Type B intercalated cells, located in the distal nephron (ie, most abundant in the connecting tubule and collecting duct), secrete bicarbonate into the lumen in exchange for the reabsorption of chloride [15-17,31]. Bicarbonate secretion by these cells is accomplished by an anion exchange protein, called pendrin, on the apical membrane. Pendrin is a distinct anion exchanger, different from anion exchanger 1 (AE-1). In order for pendrin to secrete bicarbonate, chloride must be reabsorbed (figure 4). Thus, adequate distal tubule chloride delivery is essential for bicarbonate secretion by these cells.

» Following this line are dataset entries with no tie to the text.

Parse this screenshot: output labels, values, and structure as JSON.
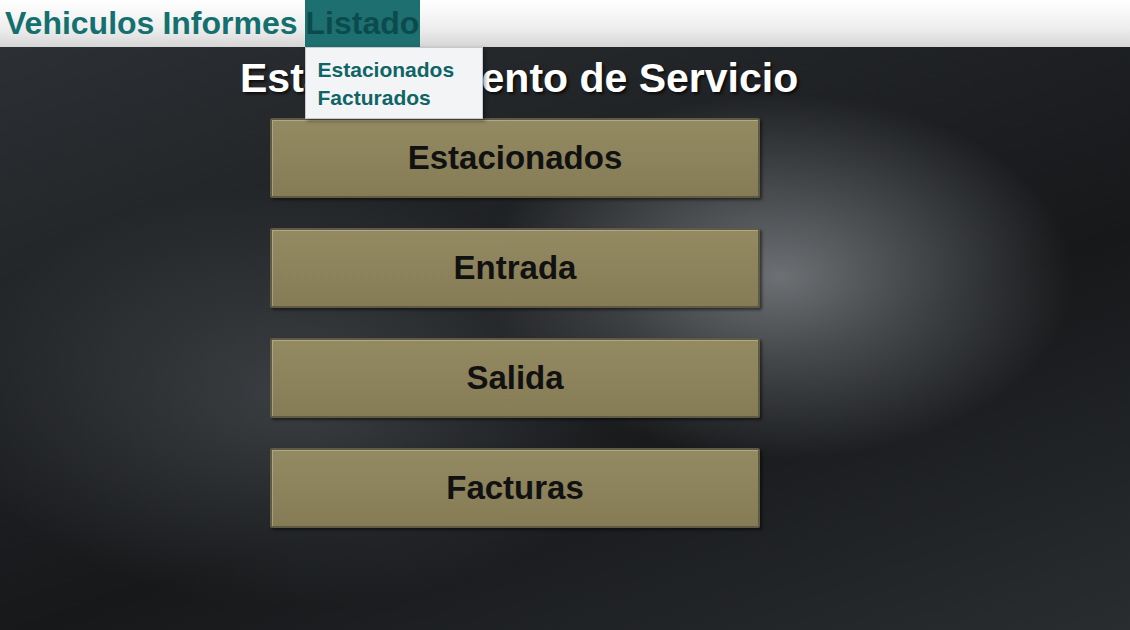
{
  "menu_bar": {
    "items": [
      {
        "label": "Vehiculos",
        "selected": false,
        "expanded": false,
        "dropdown": []
      },
      {
        "label": "Informes",
        "selected": false,
        "expanded": false,
        "dropdown": []
      },
      {
        "label": "Listado",
        "selected": true,
        "expanded": true,
        "dropdown": [
          "Estacionados",
          "Facturados"
        ]
      }
    ]
  },
  "title": "Estacionamiento de Servicio",
  "buttons": [
    "Estacionados",
    "Entrada",
    "Salida",
    "Facturas"
  ]
}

Increased density and activity of type B intercalated cells are probably important components of the normal renal response to a high serum bicarbonate concentration. However, hypovolemia and reduced effective arterial blood volume generally decrease chloride delivery to the distal tubule regions where the type B intercalated cells exist, and this diminishes pendrin-mediated chloride reabsorption and bicarbonate secretion.

SUMMARY

●Metabolic alkalosis is a relatively common clinical disorder that is most often due to diuretic therapy or the loss of gastric secretions due to vomiting (which may be surreptitious) or gastric suction. (See 'Introduction' above.)

●The generation and subsequent maintenance of metabolic alkalosis require two separate factors (see 'Pathogenesis' above):

•Elevation of the plasma bicarbonate concentration can be generated by excessive hydrogen ion loss into the urine or from the gastrointestinal tract, hydrogen ion movement into the cells, the administration of bicarbonate salts (or other alkalinizing salts such as sodium acetate or lactate), or volume contraction around a relatively constant amount of extracellular bicarbonate (called a contraction alkalosis).

•A decrease in renal bicarbonate excretion may be due to reduced kidney function, increased renal bicarbonate reabsorption, and/or reduced bicarbonate secretion.

●Several factors are responsible for increased net renal bicarbonate reabsorption in metabolic alkalosis. In the absence of advanced kidney failure, one or more of these factors must be present to sustain the high plasma bicarbonate concentration:

•A reduction in extracellular fluid (ECF) volume or reduced effective arterial blood volume, including reduced tissue (and kidney) perfusion in edematous states such as congestive heart failure and cirrhosis. (See 'Volume depletion' above.)

•Chloride depletion and hypochloremia. (See 'Chloride depletion' above.)

•Hypokalemia. (See 'Hypokalemia' above.)

•Increased distal nephron delivery and reabsorption of sodium ions in exchange for hydrogen and potassium ions. (See 'Metabolic alkalosis associated with extracellular volume expansion (primary aldosteronism and similar disorders)' above.)